Programme Manager for Amref Health Africa, Zambia

On UHC Day, we must remember that universal health coverage is impossible without adolescents. Ensuring their access to health and rights and engaging key decision-makers through strong advocacy, is essential for a just and healthy Zambia.

Levy Mkandawire, Programme Manager, Amref Health Africa in Zambia

As PMNCH’s implementing partner coordinator for the CAAP initiative, Levy plays a pivotal role in uniting civil society, healthcare professionals, youth advocates, sexual and reproductive health and rights (SRHR) experts and legal partners around shared national advocacy goals to improve the health outcomes of vulnerable and marginalized groups. Under his leadership, the CAAP coalition has strengthened engagement with parliamentarians to advance legislative and policy reforms that prioritize adolescent-friendly reproductive health services and address teenage pregnancy and child marriage, two of Zambia’s most pressing UHC challenges, through realising their sexual and reproductive health and rights and scaling up selfcare for health.

Levy has championed the use of community development funds to increase local investment in SRHR, while also demanding stronger accountability and transparency mechanisms for how SRHR resources are allocated and spent. His advocacy and convening efforts have brought finance and health ministry representatives into direct dialogue with MPs, helping institutionalize public oversight and political commitment to domestic resource mobilization for women’s, children’s and adolescents’ health, a key step forward to achieve UHC.
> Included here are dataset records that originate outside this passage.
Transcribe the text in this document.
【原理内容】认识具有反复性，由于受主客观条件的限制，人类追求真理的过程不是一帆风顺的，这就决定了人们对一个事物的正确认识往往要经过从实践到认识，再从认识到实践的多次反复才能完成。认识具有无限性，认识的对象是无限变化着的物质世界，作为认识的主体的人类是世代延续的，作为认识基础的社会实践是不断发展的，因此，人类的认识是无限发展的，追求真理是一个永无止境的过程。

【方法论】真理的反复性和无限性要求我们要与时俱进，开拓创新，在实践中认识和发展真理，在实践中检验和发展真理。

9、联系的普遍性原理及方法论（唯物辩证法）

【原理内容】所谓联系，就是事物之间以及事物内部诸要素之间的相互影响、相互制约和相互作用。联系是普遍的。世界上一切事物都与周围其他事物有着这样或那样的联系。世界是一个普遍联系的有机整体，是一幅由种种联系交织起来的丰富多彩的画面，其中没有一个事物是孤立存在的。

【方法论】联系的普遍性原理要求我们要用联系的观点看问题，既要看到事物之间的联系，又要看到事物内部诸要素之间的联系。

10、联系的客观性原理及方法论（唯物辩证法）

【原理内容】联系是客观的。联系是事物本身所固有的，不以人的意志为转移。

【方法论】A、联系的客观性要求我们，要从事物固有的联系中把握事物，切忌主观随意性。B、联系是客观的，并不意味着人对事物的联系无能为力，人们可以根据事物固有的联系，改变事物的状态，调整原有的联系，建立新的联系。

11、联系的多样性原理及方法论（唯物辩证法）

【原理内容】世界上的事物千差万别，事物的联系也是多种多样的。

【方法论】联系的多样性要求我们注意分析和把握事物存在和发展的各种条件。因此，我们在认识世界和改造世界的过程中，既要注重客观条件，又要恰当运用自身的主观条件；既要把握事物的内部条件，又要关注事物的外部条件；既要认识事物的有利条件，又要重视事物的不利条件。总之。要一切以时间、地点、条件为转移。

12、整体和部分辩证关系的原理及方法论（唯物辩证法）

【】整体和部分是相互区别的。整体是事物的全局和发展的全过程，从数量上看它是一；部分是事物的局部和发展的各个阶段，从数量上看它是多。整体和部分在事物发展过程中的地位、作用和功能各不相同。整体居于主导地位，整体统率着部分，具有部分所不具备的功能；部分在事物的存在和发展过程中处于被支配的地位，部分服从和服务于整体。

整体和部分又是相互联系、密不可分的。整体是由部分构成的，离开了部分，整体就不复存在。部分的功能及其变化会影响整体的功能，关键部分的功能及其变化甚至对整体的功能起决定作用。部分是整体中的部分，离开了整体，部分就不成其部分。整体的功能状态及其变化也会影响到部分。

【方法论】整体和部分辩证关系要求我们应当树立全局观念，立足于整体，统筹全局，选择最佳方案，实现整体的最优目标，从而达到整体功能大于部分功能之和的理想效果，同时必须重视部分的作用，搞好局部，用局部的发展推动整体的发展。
Through his coordination of awareness-raising activities for Amref Health Africa in Zambia, Levy works closely with health ministry officials, traditional and religious leaders, local authorities and youth representatives to surface real community experiences. He has seen firsthand how adolescent girls face deep social and financial barriers, especially limited access to SRHR services, stigma, harmful norms and the inability to afford care or transport, all of which restrict their freedom to pursue education, health, and a fulfilling community life. Levy emphasizes that these lived experiences must shape advocacy and policy, because numbers alone cannot capture the daily realities that prevent girls and young women from accessing care. His work ensures that these voices, especially those of adolescents and youth, inform CAAP strategies, influence national discussions, and keep human dignity at the center of UHC reforms in Zambia.